Information Age: News, analysis & insight for IT & business leaders

Information Age Index March 2009

16 March 2009  

Industry growth heads towards zero

The IT industry is fast approaching the zero growth line. The Information Age Index, which plots the overall growth rate of the industry by tracking the revenue change at the top 200 IT companies, fell sharply again in February, as technology companies started to turn in recession-damaged results.

The industry’s pace slumped to 2.3%, down from the 5.6% recorded in January – putting it at a fraction of the 11% enjoyed throughout most of 2008.

The European Index, which tracks a subset of 75 companies with headquarters in Europe, also fell in February, sliding more slowly from 4.6% to 4.0%.

The biggest drag on the global growth rate came from three of the industry’s giants of servers and PCs. For their latest quarters, revenue was down 16% at Dell and by 20% at Lenovo, while Hewlett-Packard could only muster growth of 1%.

There were plenty of other negative influences elsewhere. In IT services, Computer Sciences Corporation reported a 5% downturn in its fourth quarter and Perot’s revenues were off 7%. And in networking equipment, Nortel revealed a 15% downturn in revenues.

But the news was by no means all bad. There were strong numbers from on-demand applications vendor Salesforce.com, where revenues grew 34%, and from security company McAfee which turned in a 19% rise in revenues. Indian outsourcers also showed positive report cards – at least when measured under local accounting rules.
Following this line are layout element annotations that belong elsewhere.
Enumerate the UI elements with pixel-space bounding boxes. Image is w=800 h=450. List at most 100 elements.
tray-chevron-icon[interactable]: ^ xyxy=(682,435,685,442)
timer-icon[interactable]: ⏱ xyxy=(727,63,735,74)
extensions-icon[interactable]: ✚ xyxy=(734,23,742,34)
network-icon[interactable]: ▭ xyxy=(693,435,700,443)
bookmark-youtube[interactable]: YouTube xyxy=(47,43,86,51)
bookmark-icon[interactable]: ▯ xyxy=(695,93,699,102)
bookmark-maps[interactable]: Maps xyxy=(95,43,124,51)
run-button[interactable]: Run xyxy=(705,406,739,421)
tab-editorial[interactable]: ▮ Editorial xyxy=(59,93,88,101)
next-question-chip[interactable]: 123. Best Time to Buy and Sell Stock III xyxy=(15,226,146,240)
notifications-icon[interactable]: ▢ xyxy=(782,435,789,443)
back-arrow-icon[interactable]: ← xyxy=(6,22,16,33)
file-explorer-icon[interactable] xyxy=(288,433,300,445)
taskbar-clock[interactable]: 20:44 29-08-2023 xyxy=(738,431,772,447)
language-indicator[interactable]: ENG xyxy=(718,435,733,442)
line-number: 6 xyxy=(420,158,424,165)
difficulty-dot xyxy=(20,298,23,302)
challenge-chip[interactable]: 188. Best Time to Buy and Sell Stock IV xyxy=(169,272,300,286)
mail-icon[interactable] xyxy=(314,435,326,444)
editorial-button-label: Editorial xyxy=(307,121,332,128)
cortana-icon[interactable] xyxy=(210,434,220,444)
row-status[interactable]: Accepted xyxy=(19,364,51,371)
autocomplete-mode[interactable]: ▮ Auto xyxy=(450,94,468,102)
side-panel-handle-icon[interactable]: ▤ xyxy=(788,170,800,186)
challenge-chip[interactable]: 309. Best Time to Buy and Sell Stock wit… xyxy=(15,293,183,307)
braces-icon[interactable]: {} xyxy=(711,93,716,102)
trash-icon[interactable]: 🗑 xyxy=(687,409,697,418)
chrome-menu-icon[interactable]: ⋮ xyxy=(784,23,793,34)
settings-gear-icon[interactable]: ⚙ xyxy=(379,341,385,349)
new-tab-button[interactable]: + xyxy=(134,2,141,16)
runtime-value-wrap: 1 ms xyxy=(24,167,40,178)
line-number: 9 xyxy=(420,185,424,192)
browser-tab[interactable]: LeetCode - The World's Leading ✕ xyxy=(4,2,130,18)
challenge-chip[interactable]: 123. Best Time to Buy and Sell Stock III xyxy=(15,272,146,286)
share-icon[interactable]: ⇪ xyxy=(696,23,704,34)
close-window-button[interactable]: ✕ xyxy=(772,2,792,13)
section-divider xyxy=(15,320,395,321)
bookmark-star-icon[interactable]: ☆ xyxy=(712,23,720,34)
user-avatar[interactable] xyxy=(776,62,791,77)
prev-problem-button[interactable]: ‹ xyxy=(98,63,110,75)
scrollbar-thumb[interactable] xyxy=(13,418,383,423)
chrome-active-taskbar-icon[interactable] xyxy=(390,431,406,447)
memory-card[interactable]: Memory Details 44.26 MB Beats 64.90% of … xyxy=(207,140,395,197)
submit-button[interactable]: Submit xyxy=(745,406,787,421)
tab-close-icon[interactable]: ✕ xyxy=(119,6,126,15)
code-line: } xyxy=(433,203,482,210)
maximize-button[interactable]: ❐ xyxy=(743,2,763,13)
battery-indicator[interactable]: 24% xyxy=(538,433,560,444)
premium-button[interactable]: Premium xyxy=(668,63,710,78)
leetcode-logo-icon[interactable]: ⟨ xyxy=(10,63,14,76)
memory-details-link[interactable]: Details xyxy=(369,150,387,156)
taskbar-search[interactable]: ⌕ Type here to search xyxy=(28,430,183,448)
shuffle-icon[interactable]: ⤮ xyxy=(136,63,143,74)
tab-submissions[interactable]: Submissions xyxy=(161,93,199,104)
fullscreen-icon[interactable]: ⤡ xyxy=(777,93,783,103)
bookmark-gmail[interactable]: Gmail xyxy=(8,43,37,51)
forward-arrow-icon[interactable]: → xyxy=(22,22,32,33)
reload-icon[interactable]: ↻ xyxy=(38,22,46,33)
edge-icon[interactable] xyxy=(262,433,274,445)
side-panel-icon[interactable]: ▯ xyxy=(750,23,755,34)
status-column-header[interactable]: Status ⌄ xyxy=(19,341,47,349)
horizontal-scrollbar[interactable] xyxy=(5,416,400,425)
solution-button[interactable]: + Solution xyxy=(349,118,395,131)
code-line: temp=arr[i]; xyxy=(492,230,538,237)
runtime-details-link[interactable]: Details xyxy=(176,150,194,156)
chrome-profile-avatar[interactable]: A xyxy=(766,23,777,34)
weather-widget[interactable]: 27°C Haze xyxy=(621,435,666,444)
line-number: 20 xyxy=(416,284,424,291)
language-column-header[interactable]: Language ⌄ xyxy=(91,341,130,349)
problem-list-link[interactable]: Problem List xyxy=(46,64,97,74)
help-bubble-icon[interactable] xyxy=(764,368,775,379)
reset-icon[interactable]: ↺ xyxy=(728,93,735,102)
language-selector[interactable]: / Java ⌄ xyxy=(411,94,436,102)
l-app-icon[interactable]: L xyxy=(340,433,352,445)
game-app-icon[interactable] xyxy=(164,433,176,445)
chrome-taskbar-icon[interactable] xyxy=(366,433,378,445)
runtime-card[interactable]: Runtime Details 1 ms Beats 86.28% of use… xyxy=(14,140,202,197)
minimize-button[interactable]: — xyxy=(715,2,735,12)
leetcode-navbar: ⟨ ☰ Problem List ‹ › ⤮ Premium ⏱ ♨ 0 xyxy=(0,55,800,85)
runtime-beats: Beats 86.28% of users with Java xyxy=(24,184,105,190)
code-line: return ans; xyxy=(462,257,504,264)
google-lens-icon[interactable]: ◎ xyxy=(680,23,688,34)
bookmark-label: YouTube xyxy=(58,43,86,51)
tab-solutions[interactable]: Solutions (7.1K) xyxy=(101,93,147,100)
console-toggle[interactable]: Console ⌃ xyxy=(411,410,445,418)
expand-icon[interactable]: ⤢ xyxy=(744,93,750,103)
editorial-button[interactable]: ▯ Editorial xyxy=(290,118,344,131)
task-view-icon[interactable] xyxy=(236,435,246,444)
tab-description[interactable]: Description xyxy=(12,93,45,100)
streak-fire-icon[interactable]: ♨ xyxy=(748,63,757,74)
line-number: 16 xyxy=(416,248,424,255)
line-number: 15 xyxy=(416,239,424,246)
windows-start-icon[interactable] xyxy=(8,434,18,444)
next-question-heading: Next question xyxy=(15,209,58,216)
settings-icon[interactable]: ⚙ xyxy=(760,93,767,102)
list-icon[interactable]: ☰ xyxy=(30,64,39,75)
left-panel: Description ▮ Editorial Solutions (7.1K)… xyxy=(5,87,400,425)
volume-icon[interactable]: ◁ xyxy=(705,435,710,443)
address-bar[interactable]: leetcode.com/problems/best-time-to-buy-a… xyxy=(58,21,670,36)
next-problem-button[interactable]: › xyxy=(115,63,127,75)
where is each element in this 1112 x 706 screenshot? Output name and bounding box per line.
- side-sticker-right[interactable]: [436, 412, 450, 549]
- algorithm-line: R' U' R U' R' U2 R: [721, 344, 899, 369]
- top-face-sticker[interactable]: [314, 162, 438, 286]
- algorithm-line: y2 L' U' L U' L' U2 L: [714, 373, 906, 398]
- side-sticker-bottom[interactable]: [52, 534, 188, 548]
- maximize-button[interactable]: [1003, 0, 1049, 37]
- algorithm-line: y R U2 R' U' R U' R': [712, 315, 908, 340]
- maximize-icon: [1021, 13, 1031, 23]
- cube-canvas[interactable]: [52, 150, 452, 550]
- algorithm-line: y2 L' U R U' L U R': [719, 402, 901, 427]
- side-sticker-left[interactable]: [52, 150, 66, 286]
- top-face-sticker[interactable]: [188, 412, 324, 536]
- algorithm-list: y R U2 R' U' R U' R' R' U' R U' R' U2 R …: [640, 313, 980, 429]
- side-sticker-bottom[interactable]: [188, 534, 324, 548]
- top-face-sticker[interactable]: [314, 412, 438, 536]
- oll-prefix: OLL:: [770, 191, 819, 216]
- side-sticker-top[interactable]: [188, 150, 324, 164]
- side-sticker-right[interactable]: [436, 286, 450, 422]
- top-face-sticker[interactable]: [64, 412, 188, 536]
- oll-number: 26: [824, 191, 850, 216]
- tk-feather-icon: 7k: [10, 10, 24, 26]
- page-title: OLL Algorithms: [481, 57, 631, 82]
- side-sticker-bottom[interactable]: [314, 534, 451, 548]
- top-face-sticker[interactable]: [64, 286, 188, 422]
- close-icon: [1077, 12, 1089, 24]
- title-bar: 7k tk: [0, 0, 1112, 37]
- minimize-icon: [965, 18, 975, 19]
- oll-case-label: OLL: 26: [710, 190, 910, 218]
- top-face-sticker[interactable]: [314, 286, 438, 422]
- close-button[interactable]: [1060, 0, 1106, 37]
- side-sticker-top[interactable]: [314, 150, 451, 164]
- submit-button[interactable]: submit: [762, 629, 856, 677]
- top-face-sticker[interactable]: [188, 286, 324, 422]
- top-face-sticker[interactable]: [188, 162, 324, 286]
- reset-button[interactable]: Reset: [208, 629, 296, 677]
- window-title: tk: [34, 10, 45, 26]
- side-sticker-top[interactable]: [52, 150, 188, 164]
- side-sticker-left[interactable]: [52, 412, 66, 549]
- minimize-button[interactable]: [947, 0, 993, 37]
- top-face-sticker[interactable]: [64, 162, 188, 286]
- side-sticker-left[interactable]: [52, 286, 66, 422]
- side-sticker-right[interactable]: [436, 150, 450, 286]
TCS saw a 18% revenue rise, compared with growth of 38% at Mindtree and 36% at Infosys.

Meanwhile, the European Index, while heading the same direction, was buoyed by strong quarterly results at several players. Applications infrastructure company Software AG of Germany reported a 14% rise in revenues, while UK-headquartered chip designer, ARM, saw revenues surge 47%. Also from the UK, IT and BPO services company Capita, reported a 16% hike in second-half revenues.

Nevertheless, the overall trend for the industry is irreversible: coming months are going to show the growth Index turn negative.



The Information Age Index measures the overall growth rate of the IT industry by tracking the financial results of the world’s most important publicly listed IT companies.